All from Minnesota: Wadena County, Lyons Township, S10/11
7 July 1982; 6 July 1982; 7 July 1982, all by R.J. Oehlenschlager
The three butterflies shown here seem to be very similar. Two of them (the Pearl Crescent and the Northern Crescent) have been considered different forms of a single species, based on appearance and the timing of their flights. However, more recent behavioral studies show that their larvae appear to eat different plants and that the adults tend to select different habitats. (These three specimens came from a site where all have been found occasionally flying simultaneously). Even more recent evidence indicates that these two forms act as separate species in some regions but not others.
The specimens shown above are all males. Females show less distinct patterns, but are similar in color and markings to the males. Because butterflies see light in wavelengths different than humans, individual marks and colors may well be more significant to them.
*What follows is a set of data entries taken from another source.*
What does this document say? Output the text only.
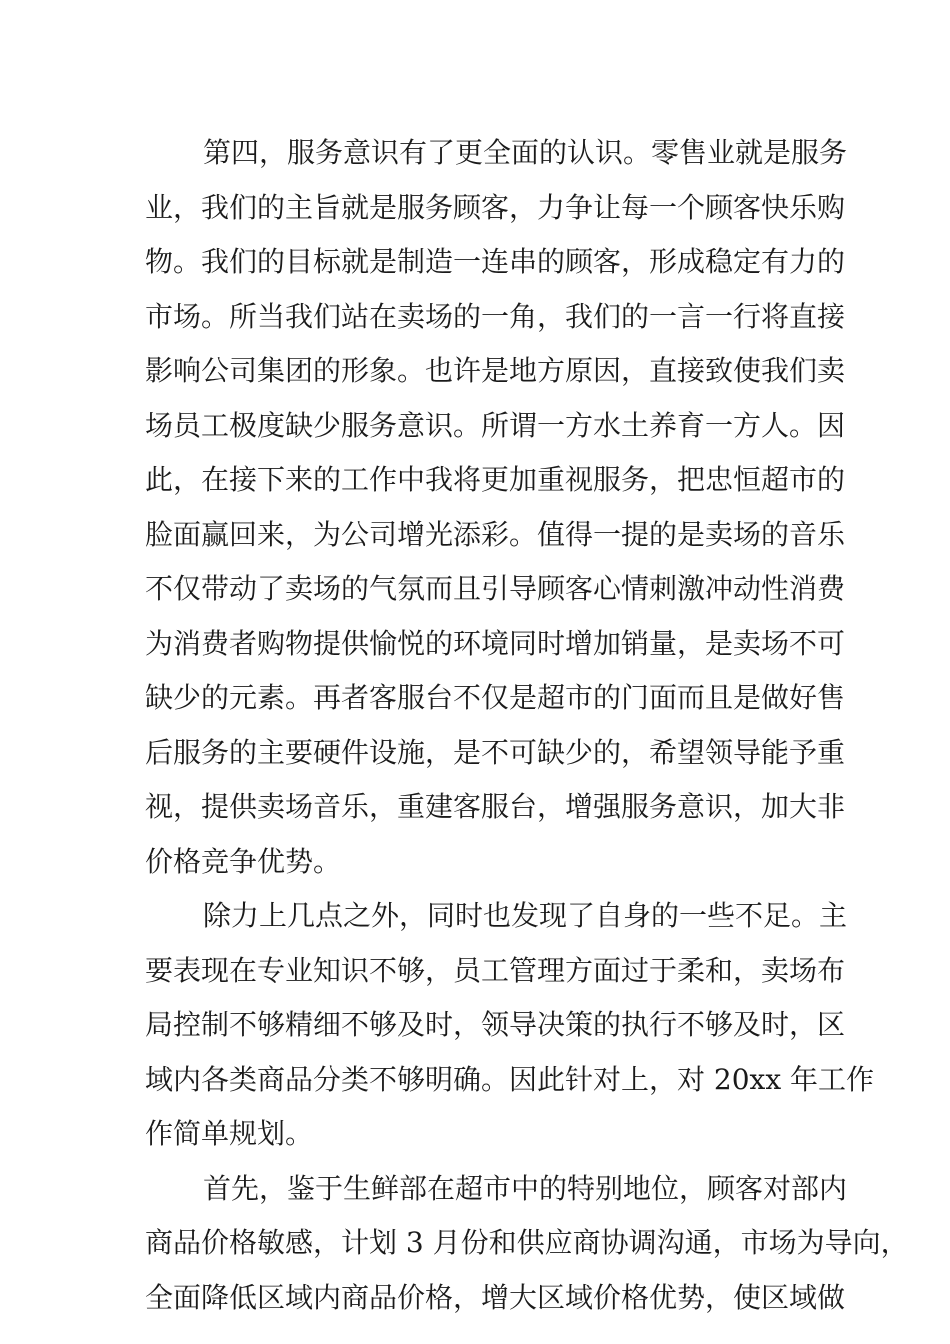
第四，服务意识有了更全面的认识。零售业就是服务
业，我们的主旨就是服务顾客，力争让每一个顾客快乐购
物。我们的目标就是制造一连串的顾客，形成稳定有力的
市场。所当我们站在卖场的一角，我们的一言一行将直接
影响公司集团的形象。也许是地方原因，直接致使我们卖
场员工极度缺少服务意识。所谓一方水土养育一方人。因
此，在接下来的工作中我将更加重视服务，把忠恒超市的
脸面赢回来，为公司增光添彩。值得一提的是卖场的音乐
不仅带动了卖场的气氛而且引导顾客心情刺激冲动性消费
为消费者购物提供愉悦的环境同时增加销量，是卖场不可
缺少的元素。再者客服台不仅是超市的门面而且是做好售
后服务的主要硬件设施，是不可缺少的，希望领导能予重
视，提供卖场音乐，重建客服台，增强服务意识，加大非
价格竞争优势。
除力上几点之外，同时也发现了自身的一些不足。主
要表现在专业知识不够，员工管理方面过于柔和，卖场布
局控制不够精细不够及时，领导决策的执行不够及时，区
域内各类商品分类不够明确。因此针对上，对 20xx 年工作
作简单规划。
首先，鉴于生鲜部在超市中的特别地位，顾客对部内
商品价格敏感，计划 3 月份和供应商协调沟通，市场为导向，
全面降低区域内商品价格，增大区域价格优势，使区域做
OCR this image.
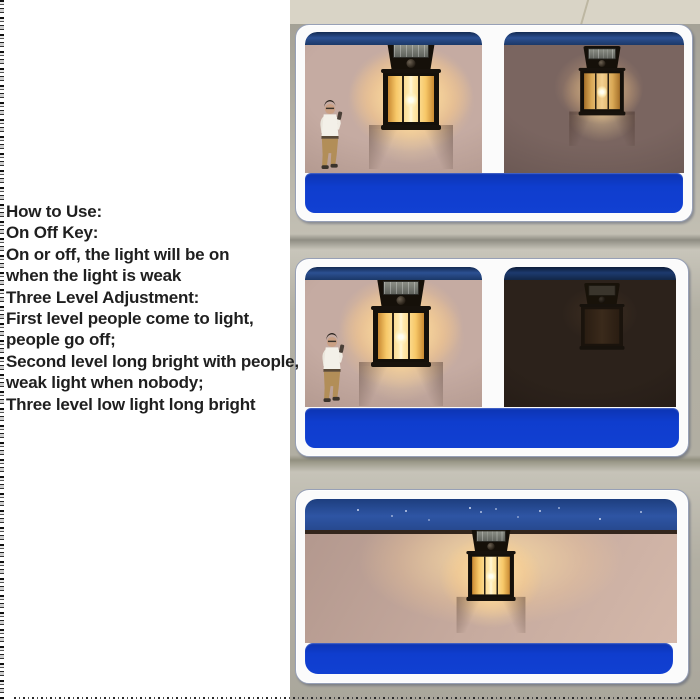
How to Use:
On Off Key:
On or off, the light will be on
when the light is weak
Three Level Adjustment:
First level people come to light,
people go off;
Second level long bright with people,
weak light when nobody;
Three level low light long bright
Biological views of what constitutes a distinct species has changed with time. Even with the use of DNA, challenges arise that evoke further questions. One example involves two other small Minnesota butterflies. The two, the Melissa Blue and the Karner Blue, appear distinctly different and have been considered separate species, each with its own distribution and habitat. DNA however, has shown them to be identical. This begs the question of whether or not components of the DNA tests are too broad or too narrow in focus. The changing nature of science with its ever-expanding range of tools and techniques will continue to pose new questions.
These specimens are the subjects of research soon to be published in Flora and Fauna of Wadena County, Minnesota, Part 1: The Butterflies (Lepidopterae: Hesperoidae and Papilionidae) of Wadena County, Minnesota, by Richard J. Oehlenschlager and Ronald L. Huber, as volume 8, number 1 in the Scientific Publications of the Science Museum of Minnesota, New Series.